On regrette cependant qu'en plus des phoques le CCRH n'ait pas désigné comme nuisance à la ressource le chalutage, et recommandé que la pêche à la morue ne soit ré-ouverte qu'aux engins fixes, filets maillants et lignes boettées, quelque type de bateaux, côtiers, semi-hauturiers, qu'on y admette. C'est comme si lui avait échappé une étude de chercheurs américains et canadiens (Université du Maine, Université Memorial de St-Jean de Terre-Neuve, Musée canadien de la Nature, etc.) publiée en janvier dans Conservation Biology, qui établit la nocivité de cette technique de pêche, la comparant aux coupes-à-blanc en forêt. En plus de manquer de sélectivité, les chaluts dévastent les fonds marins, écrasent la faune micro-biologique à la souche de la chaîne alimentaire, fauchent la flore benthique et les transforment en Sahara sous-marin. Or, la superficie planétaire dévastée par le chalutage est de 14 millions de km carrés, soit 150 fois celle des coupes-à-blanc.

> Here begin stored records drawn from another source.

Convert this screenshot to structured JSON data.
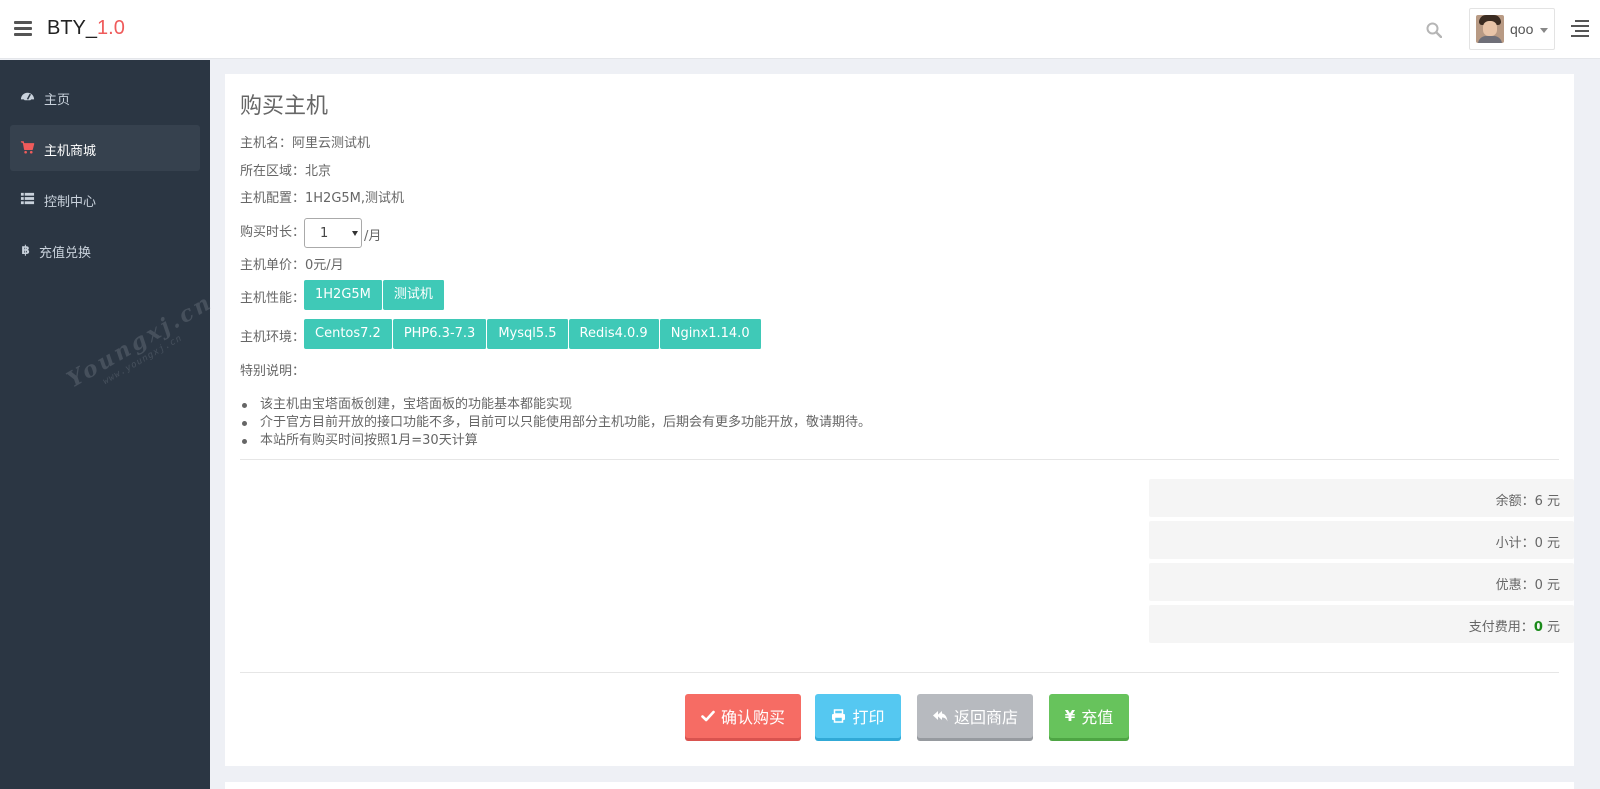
{
  "header": {
    "brand_prefix": "BTY_",
    "brand_version": "1.0",
    "username": "qoo"
  },
  "sidebar": {
    "items": [
      {
        "label": "主页",
        "icon": "dashboard-icon"
      },
      {
        "label": "主机商城",
        "icon": "cart-icon",
        "active": true
      },
      {
        "label": "控制中心",
        "icon": "list-icon"
      },
      {
        "label": "充值兑换",
        "icon": "bitcoin-icon"
      }
    ]
  },
  "main": {
    "title": "购买主机",
    "host_name": "主机名：阿里云测试机",
    "region": "所在区域：北京",
    "config": "主机配置：1H2G5M,测试机",
    "duration_label": "购买时长：",
    "duration_value": "1",
    "per_month": "/月",
    "unit_price": "主机单价：0元/月",
    "performance_label": "主机性能：",
    "performance_tags": [
      "1H2G5M",
      "测试机"
    ],
    "env_label": "主机环境：",
    "env_tags": [
      "Centos7.2",
      "PHP6.3-7.3",
      "Mysql5.5",
      "Redis4.0.9",
      "Nginx1.14.0"
    ],
    "notes_label": "特别说明：",
    "notes": [
      "该主机由宝塔面板创建，宝塔面板的功能基本都能实现",
      "介于官方目前开放的接口功能不多，目前可以只能使用部分主机功能，后期会有更多功能开放，敬请期待。",
      "本站所有购买时间按照1月=30天计算"
    ]
  },
  "summary": {
    "balance": "余额：6 元",
    "subtotal": "小计：0 元",
    "discount": "优惠：0 元",
    "pay_label": "支付费用：",
    "pay_value": "0",
    "pay_unit": " 元"
  },
  "buttons": {
    "confirm": "确认购买",
    "print": "打印",
    "back": "返回商店",
    "recharge": "充值"
  },
  "watermark": {
    "main": "Youngxj.cn",
    "sub": "www.youngxj.cn"
  },
  "colors": {
    "sidebar_bg": "#2b3643",
    "brand_accent": "#ef5b5b",
    "tag_teal": "#3fc9b7",
    "btn_red": "#f66c64",
    "btn_blue": "#55c8f1",
    "btn_gray": "#b7babf",
    "btn_green": "#67c35c"
  }
}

Qu'il eut été agréable que le CCRH fît une recommandation invitant le gouvernement fédéral à restreindre les industriels de la pêche et faire entendre raison aux marchés 0 qu'ils n'ont pas le droit de détruire le patrimoine alimentaire de l'humanité à seule fin, j'aurais pu l'écrire faim ! de grossir leurs profits. Peut-être le Vérificateur général le fera-t-il un jour !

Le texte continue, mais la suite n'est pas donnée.